Los cristianos, a los leones, ya se sabe. Los mismos que esgrimen, tantas veces incluso desde la ignorancia, los rigores de una Iglesia histórica inquisitorial, se buscan la vida haciendo oficio de la provocación consentida y, en ocasiones, financiada, amparados en la experiencia de que la mayoría de las denuncias de blasfemia o sacrilegio son archivadas por los jueces. En un teatro madrileño y en Bellas Artes se ofreció la ocurrencia de un imbécil titulada “Me cago en Dios”. ¡Pero es tan difícil probar la intención “de humillar o herir los sentimientos religiosos de terceros”…! Claro que eso no debe extrañar demasiado en un país donde se abuchea masivamente al Jefe del Estado y en el que el Código Penal lo mismo funciona como una tralla que resulta ser papel mojado. No hay trilita tan sensible y amenazadora como la libertad mal entendida.

Desnudos concejiles

El culto al cuerpo, tan clásico, tan reprimido siempre desde la Edad Media, nunca perdió del todo su libertaria guerra ética y moral aunque fuera combatido incesantemente por la intransigencia. Felipe II mismo ocultaba un desnudo en su beaterio del Escorial, justo en frente de su cama, y el famoso “Origen del mundo” de Courbet, que el curioso lector puede ver cuando quiera en el parisino museo D’Orsay, lo conservó como un fetiche nada menos que Jacques Lacan antes de acabar en el dominio público. El clásico no veía en el desnudo más que un tema obvio –el de la vida—y como el clásico, tanto entre los lutos barrocos como en la penumbra romántica, ahí están las venus que hilan nuestro subconsciente colectivo desde Velázquez a Goya. Pero fue en la España democrática –ésa gran singularidad histórica—en la que, tras los tímidos ensayos de la Transición, reapareció en todo su esplendor el desnudo de Albert Rivera al que me da que no fueron ajenos ni el talento escenográfico de Albert Boadella ni la buida gramática más que generativa de Arcadi Espada.
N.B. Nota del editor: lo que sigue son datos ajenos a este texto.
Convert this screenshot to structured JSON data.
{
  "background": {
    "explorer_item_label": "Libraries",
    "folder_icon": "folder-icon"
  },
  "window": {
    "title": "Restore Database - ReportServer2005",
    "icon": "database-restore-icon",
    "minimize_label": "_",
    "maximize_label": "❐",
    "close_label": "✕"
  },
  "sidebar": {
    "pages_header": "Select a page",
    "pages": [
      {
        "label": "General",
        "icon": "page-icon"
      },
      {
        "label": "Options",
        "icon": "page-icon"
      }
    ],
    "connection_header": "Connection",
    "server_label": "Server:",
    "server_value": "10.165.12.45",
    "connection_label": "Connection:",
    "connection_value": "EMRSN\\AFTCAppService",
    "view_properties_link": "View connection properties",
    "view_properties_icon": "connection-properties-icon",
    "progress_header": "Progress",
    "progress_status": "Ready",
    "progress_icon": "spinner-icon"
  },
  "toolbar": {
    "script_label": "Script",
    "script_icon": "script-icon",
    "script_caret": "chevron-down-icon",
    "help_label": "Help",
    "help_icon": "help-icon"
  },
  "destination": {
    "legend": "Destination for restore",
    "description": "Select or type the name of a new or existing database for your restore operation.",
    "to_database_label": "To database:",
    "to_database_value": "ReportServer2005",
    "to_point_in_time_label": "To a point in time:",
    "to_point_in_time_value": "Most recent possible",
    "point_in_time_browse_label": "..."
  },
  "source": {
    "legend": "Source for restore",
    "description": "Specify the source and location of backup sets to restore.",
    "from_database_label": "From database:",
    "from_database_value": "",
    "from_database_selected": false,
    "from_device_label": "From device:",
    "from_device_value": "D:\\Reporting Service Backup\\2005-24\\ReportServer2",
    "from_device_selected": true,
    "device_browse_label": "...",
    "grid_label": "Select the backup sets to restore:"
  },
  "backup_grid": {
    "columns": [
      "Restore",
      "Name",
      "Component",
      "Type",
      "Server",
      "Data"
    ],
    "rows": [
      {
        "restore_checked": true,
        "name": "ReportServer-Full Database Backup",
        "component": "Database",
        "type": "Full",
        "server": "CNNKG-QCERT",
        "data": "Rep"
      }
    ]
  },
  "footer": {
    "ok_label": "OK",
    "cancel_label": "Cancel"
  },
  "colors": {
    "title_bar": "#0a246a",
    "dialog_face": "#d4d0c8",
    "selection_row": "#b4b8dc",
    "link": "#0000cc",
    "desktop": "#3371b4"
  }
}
Rivera sorprendió hasta en la liberal Barcelona posando en pelota viva, creo yo que como un símbolo de pureza y casi virginidad biográfica, un precedente que no es único en nuestra política, pues pronto sería reeditado por la concejala de Los Yébenes, Olvido Hormigo, cuyas confesadas preferencias por la masturbación, el beso en el cuello y la “comida” de los pezones a punto hicieron de hacer saltar por los aires los platós más cutres, antes o después de que la concejala de economía lepera mostrara sus encantos en el escaparate y hasta apareciera en “Lepe Urbana”.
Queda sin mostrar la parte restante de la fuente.